Corporate Actions: U.S. fund managers and custodian banks contacted by ISS cited automating the corporate actions workflow process as the top initiative for 2012. Rather than communicating entirely through either faxes or emails, custodian banks have quickly embraced using standard message types endorsed by the International Organization for Standardization to communicate to fund managers information on dividends, income payments and corporate reorganizations while fund managers are relying on those same message types to confirm their understanding of the information and make any necessary decisions. Those same fund managers tell ISS that they are also investing in the necessary software from firms such as Smartstream, Simcorp and XSP to not only ensure the information is accurate but also distribute it to front, middle and back offices concurrently and keep track of any required decisions. The Society for Worldwide Interbank Financial Telecommunications, whose network transports ISO-accredited messages has teamed up with XBRL US, the US arm of XBRL International and the U.S. Depository Trust and Clearing Corp., to push U.S. corporations to tag their notifications of corporate actions in XBRL formats so financial firms don't accidentally misinterpret the information when they translate it into ISO-compliant messages. DTCC, the umbrella organization for clearing and settling U.S. transactions, has created its own version of the ISO-compliant messages to send out corporate action notifications to its member firms and will eliminate using proprietary message formats by 2015.

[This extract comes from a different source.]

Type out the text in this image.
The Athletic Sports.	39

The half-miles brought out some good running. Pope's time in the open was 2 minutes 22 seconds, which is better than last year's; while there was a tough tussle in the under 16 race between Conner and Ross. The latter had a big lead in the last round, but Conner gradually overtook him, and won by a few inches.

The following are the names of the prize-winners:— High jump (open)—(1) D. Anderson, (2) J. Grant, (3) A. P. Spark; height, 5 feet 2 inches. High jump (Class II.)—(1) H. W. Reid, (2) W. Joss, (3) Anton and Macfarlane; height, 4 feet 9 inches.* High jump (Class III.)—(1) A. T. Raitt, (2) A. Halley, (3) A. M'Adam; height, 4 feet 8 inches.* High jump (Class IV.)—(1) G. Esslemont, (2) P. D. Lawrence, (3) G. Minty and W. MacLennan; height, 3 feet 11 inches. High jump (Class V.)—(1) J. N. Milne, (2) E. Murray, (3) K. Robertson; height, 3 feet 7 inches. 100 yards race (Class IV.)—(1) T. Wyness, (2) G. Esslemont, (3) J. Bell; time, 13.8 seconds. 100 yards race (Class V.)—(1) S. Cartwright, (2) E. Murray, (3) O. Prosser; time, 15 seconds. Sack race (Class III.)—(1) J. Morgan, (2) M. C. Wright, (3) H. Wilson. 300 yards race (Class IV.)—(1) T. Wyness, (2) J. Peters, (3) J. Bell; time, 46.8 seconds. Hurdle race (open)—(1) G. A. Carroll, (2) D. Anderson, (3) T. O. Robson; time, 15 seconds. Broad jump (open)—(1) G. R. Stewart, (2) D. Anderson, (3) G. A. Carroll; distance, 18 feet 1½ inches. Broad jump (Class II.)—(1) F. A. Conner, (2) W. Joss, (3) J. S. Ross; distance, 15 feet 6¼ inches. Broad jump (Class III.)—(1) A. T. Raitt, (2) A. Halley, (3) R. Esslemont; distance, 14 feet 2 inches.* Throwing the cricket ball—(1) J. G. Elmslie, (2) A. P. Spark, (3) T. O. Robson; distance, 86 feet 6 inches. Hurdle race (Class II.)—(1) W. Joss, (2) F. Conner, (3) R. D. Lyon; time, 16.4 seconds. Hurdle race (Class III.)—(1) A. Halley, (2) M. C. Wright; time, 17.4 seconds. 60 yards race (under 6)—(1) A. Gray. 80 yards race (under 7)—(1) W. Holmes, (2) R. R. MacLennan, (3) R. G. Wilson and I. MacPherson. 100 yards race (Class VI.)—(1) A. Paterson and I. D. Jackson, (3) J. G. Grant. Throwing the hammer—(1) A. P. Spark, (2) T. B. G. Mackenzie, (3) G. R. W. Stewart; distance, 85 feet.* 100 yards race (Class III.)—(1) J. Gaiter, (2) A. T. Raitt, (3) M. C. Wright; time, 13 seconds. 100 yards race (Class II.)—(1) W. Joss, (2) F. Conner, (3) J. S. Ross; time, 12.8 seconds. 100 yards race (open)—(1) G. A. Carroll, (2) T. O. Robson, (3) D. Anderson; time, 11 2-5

For financial firms concerned about how they will come up with the necessary IT budgets during a financial crisis, Raeves does offer one piece of advise: rationalize. "Firms need to evaluate whether they need multiple front middle and back office systems for each product line, business unit or region or can leverage a handful of such platforms," he says. "They should also consider whether handling their own financial messaging, settlements or reference data work is necessary. For some firms the value of doing so is debatable and outsourcing completely or relying on a hosted platform are feasible alternatives."
Raeves says that the rationalization process should also apply to managing data required to comply with regulatory iinitiatives. "Firms shouldn't think in terms of how they will deploy their staff and technology to meet one set of rules but multiple rules. Regulations such as the Dodd-Frank Wall Street Reform Act, EMIR, UCITS IV, Solvency II and Basel III all have a common theme. They will require firms to aggregate large sets of data from internal front-middle and back office applications as well as external sources to correctly measure and report risk." It would be a lot simpler if they figured out common data elements and implemented common platforms to capture, cleanse and store that data with the necessary audit trails.